Group 3: mutants with altered coupling between ATP hydrolysis and H+ transport
A third type of mutant, found during a systematic survey of charged residues within the transmembrane segments of the H+-ATPase (V. V. Petrov, K. P. Padmanabha, R. K. Nakamoto and C. W. Slayman, in preparation), is altered in H+:ATP coupling. When secretory vesicles expressing the wild-type ATPase are incubated with increasing concentrations of MgATP, a linear relationship is seen between the initial rate of ATP-dependent Acridine Orange fluorescence quenching (as a measure of H+ transport) and the initial rate of ATP hydrolysis, consistent with the idea that the pump operates at a constant stoichiometry over a considerable range of velocities (Ambesi et al., 1996). For most mutants studied in the same way, the data points have been found to fall along the wild-type line, suggesting little or no change in H+:ATP coupling. For E703Q, E703L and E803N, however, the slope of the line was significantly lowered, pointing to a partial uncoupling of the pump; and for E803Q, the slope was elevated, as if the pump had somehow increased its functional stoichiometry (V. V. Petrov, K. P. Padmanabha, R. K. Nakamoto and C. W. Slayman, in preparation).

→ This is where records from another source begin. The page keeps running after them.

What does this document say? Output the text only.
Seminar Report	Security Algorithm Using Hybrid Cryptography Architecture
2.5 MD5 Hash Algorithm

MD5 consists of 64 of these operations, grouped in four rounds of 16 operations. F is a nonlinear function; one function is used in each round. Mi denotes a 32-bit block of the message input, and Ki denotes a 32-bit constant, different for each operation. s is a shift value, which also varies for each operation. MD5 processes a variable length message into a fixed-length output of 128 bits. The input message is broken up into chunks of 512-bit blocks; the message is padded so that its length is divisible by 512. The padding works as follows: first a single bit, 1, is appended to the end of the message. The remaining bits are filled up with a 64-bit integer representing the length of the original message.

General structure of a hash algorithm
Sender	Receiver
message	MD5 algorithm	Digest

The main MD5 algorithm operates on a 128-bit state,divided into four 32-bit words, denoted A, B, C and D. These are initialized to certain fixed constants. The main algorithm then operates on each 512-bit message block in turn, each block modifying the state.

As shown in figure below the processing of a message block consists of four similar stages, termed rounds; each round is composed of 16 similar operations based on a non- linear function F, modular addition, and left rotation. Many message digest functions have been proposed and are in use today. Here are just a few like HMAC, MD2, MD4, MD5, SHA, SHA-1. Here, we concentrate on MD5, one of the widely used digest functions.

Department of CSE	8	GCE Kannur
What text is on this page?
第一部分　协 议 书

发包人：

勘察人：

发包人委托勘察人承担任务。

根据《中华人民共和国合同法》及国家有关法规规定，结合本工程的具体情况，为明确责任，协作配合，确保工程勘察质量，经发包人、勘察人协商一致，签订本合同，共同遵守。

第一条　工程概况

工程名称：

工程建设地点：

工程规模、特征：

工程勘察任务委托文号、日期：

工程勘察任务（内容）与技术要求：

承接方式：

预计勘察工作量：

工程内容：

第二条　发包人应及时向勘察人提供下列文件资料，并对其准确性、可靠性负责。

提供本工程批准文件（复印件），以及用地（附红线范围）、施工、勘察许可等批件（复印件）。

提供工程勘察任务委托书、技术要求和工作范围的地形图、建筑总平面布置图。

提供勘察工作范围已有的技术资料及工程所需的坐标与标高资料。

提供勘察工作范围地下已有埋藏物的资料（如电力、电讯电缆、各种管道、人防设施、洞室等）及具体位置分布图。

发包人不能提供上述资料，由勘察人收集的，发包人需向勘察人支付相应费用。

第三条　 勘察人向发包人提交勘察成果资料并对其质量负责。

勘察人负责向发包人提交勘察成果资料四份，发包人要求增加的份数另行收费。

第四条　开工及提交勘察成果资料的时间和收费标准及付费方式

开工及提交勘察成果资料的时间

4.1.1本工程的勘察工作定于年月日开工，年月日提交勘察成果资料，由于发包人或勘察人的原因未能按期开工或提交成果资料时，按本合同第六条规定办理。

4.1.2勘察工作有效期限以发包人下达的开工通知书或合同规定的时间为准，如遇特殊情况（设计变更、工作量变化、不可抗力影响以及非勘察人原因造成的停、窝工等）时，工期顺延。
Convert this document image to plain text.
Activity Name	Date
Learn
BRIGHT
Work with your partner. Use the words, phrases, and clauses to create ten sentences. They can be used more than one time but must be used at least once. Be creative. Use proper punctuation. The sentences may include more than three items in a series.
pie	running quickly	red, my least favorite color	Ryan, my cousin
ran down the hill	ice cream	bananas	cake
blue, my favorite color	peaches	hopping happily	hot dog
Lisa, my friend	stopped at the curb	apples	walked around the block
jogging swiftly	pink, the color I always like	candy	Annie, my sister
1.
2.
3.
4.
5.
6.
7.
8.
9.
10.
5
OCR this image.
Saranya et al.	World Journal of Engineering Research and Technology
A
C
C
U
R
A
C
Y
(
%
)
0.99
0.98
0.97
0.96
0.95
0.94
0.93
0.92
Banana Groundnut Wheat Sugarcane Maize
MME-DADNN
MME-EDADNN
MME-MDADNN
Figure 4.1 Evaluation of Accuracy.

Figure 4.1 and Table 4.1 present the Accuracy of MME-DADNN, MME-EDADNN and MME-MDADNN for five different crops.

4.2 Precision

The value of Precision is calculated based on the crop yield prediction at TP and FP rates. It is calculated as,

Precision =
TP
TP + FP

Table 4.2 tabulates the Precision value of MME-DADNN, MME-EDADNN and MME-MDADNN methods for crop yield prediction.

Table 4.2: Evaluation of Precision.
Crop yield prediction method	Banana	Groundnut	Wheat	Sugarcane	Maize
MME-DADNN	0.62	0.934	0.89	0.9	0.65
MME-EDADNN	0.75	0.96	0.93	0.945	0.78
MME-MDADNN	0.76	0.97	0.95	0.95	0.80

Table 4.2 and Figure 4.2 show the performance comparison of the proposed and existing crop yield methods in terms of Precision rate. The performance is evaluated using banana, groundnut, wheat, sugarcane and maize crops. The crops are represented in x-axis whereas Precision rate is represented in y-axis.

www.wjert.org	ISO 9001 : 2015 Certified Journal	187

Glu703 and Glu803 are of special interest because the corresponding residues have been implicated in high-affinity cation binding by mammalian Ca2+-and Na+,K+-ATPases (Clarke et al., 1989, 1990; Nielsen et al., 1998). Studies are under way to express the E703Q, E703L, E803N and E803Q H+-ATPases in the yeast plasma membrane, where it should be possible to analyze the charge-transfer step of the transport cycle by patch-clamping and therefore to test the effect of the mutations directly.
Conclusions
The mutants described in this brief review, together with mutants that have been constructed to study M1 and M2 (Seto-Young et al., 1996), the small cytoplasmic loop (Wang et al., 1996), the stalk segments extending into the cytoplasm from M2 and M3 (Soteropoulos and Perlin, 1998) and several other parts of the polypeptide (Maldonado and Portillo, 1995; Portillo, 1997), have produced a broad picture of structure/function relationships throughout the H+-ATPase. Important questions remain concerning the architecture of the ATP-binding and phosphorylation sites, the way in which ATP hydrolysis and phosphorylation lead to the E1→E2 conformational change, the coupling between that change and cation transport, and the detailed pathway along which cations move through the membrane. Progress towards answering these questions will speed up dramatically once high-resolution structures are available for the E1 and E2 conformations, which will provide a framework for refining existing data and for pursuing new biochemical, biophysical and genetic tests of the pump mechanism.
ACKNOWLEDGEMENTS
Work in our laboratory has been supported by NIH grant GM15761 and by postdoctoral fellowships to A.A. (NIH), M.M. (Fogarty) and V.P. (Yale School of Medicine).